Efficient Newton‐multigrid FEM solver for multifield nonlinear coupled problems applied to thixoviscoplastic flows

Abstract

AbstractThis note is concerned with efficient Newton‐multigrid finite element method (FEM) solver for multifield nonlinear flow problems. In our approach, for efficient FEM solver, we advantageously use the delicate symbiosis aspects of the problem settings for FEM approximations, and the algorithmic tools to obtain the numerical solutions. We concretize our ideas on thixoviscoplastic flow problems. It is a two‐field coupled nonlinear problem. And beside the integrated nonlinearity within momentum and microstructure equations, thixoviscoplastic problems induce a nonlinear two‐way coupling. As far as FEM numerical solutions are concerned, we set the problem in a suitable variational form to use the corresponding wellposedness analysis to develop FEM techniques for the solver. Indeed, the wellposedness study is not an intellectual exercise, rather it is the foundation for the approximate thixoviscoplastic problem as well as for the development of an efficient solver. We base our investigations for the solver on our wellposedness and error analysis results of thixoviscoplastic flow problems published in Proc.
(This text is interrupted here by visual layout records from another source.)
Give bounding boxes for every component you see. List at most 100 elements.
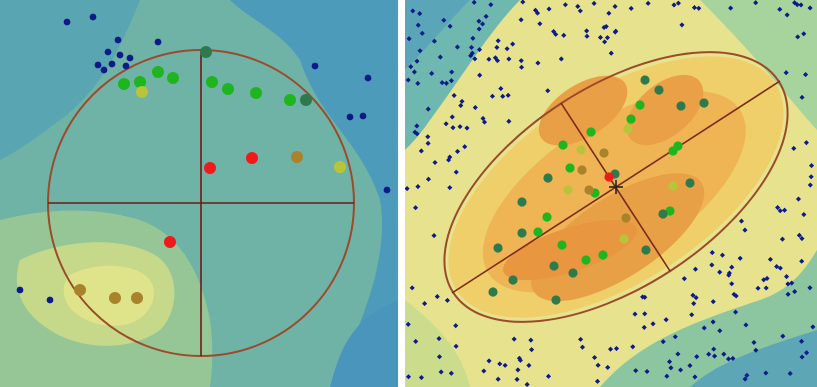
darkgreen-point xyxy=(654,85,664,95)
background-point xyxy=(799,338,805,344)
left-plot xyxy=(0,0,398,387)
right-band-core-top xyxy=(538,75,628,146)
navy-point xyxy=(108,60,116,68)
navy-point xyxy=(364,74,372,82)
green-point xyxy=(673,141,683,151)
background-point xyxy=(436,354,443,360)
background-point xyxy=(472,56,478,62)
navy-point xyxy=(154,38,162,46)
darkgreen-point xyxy=(549,261,559,271)
yellowgreen-point xyxy=(136,86,148,98)
navy-point xyxy=(122,62,130,70)
background-point xyxy=(480,21,486,27)
brown-point xyxy=(74,284,86,296)
background-point xyxy=(431,233,437,239)
background-point xyxy=(672,334,678,340)
background-point xyxy=(592,354,598,361)
green-point xyxy=(626,114,636,124)
background-point xyxy=(780,333,786,339)
brown-point xyxy=(584,185,594,195)
right-points-layer xyxy=(488,75,709,305)
navy-point xyxy=(46,296,54,304)
background-point xyxy=(447,185,453,191)
background-point xyxy=(413,338,419,344)
background-point xyxy=(410,8,416,14)
background-point xyxy=(495,376,501,382)
yellowgreen-point xyxy=(563,185,573,195)
background-point xyxy=(763,370,769,376)
darkgreen-point xyxy=(676,101,686,111)
background-point xyxy=(804,350,810,356)
brown-point xyxy=(599,148,609,158)
green-point xyxy=(586,127,596,137)
background-point xyxy=(701,325,707,331)
background-point xyxy=(678,367,684,373)
background-point xyxy=(774,264,780,270)
background-point xyxy=(502,362,508,368)
green-point xyxy=(222,83,234,95)
yellowgreen-point xyxy=(576,145,586,155)
right-contour-topleft-dark xyxy=(405,0,470,70)
panel-divider xyxy=(398,0,405,387)
darkgreen-point xyxy=(641,245,651,255)
background-point xyxy=(405,321,411,327)
right-mean-center-marker xyxy=(609,180,623,194)
background-point xyxy=(515,367,521,373)
background-point xyxy=(799,354,805,360)
darkgreen-point xyxy=(685,178,695,188)
green-point xyxy=(557,240,567,250)
background-point xyxy=(472,105,478,111)
red-point xyxy=(604,172,614,182)
navy-point xyxy=(16,286,24,294)
red-point xyxy=(164,236,176,248)
green-point xyxy=(134,76,146,88)
background-point xyxy=(733,293,739,299)
background-point xyxy=(476,47,483,53)
navy-point xyxy=(89,13,97,21)
green-point xyxy=(542,212,552,222)
yellowgreen-point xyxy=(623,124,633,134)
background-point xyxy=(782,207,788,213)
background-point xyxy=(418,375,425,381)
yellowgreen-point xyxy=(619,234,629,244)
background-point xyxy=(706,351,712,357)
background-point xyxy=(613,346,620,352)
background-point xyxy=(729,264,735,270)
background-point xyxy=(691,300,697,307)
background-point xyxy=(497,361,503,367)
background-point xyxy=(712,353,718,359)
darkgreen-point xyxy=(200,46,212,58)
background-point xyxy=(488,2,494,8)
right-contour-topright xyxy=(700,0,817,130)
background-point xyxy=(409,285,415,291)
navy-point xyxy=(94,61,102,69)
background-point xyxy=(763,285,769,291)
background-point xyxy=(408,64,414,70)
background-point xyxy=(690,292,696,298)
background-point xyxy=(438,369,444,375)
background-point xyxy=(641,324,647,330)
navy-point xyxy=(126,54,134,62)
left-contour-core xyxy=(63,265,154,326)
background-point xyxy=(733,309,739,315)
background-point xyxy=(692,374,698,380)
background-point xyxy=(453,323,459,329)
darkgreen-point xyxy=(640,75,650,85)
background-point xyxy=(425,134,431,140)
left-contour-corner xyxy=(330,300,398,387)
brown-point xyxy=(577,165,587,175)
right-contour-bottomleft xyxy=(405,300,470,387)
green-point xyxy=(581,255,591,265)
navy-point xyxy=(346,113,354,121)
navy-point xyxy=(359,112,367,120)
background-point xyxy=(444,297,450,303)
left-points-layer xyxy=(16,13,391,304)
left-contour-dark xyxy=(230,0,398,387)
red-point xyxy=(246,152,258,164)
background-point xyxy=(693,295,699,301)
background-point xyxy=(753,347,759,353)
background-point xyxy=(453,343,459,349)
darkgreen-point xyxy=(543,173,553,183)
darkgreen-point xyxy=(517,197,527,207)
Appl. Math. Mech. We continue our series, and proceed to develop a monolithic Newton‐multigrid thixoviscoplastic solver. The solver is based on Newton's method and geometric multigrid techniques to treat the coupling of the problem. So, we use Local Pressure Schur Complement (LPSC) concept to solve the coupled problem on mesh's elements, and proceed with outer blocks Gauss‐Seidel iteration to update the global solutions. Furthermore, we handle the nonlinearity of the problem with the combined adaptive discrete Newton's and multigrid methods. The adaptivity within discrete Newton's method is based on the adaptive step‐length control for the discrete differencing in the Jacobian calculations, while the convergence of linear multigrid solver is made to match the convergence requirement of nonlinear solver, accordingly. And the solver's update parameters are solely dependent on the actual convergence rate of the nonlinear problem. We provide the numerical results of solver performance for thixoviscoplastic lid‐driven cavity flow.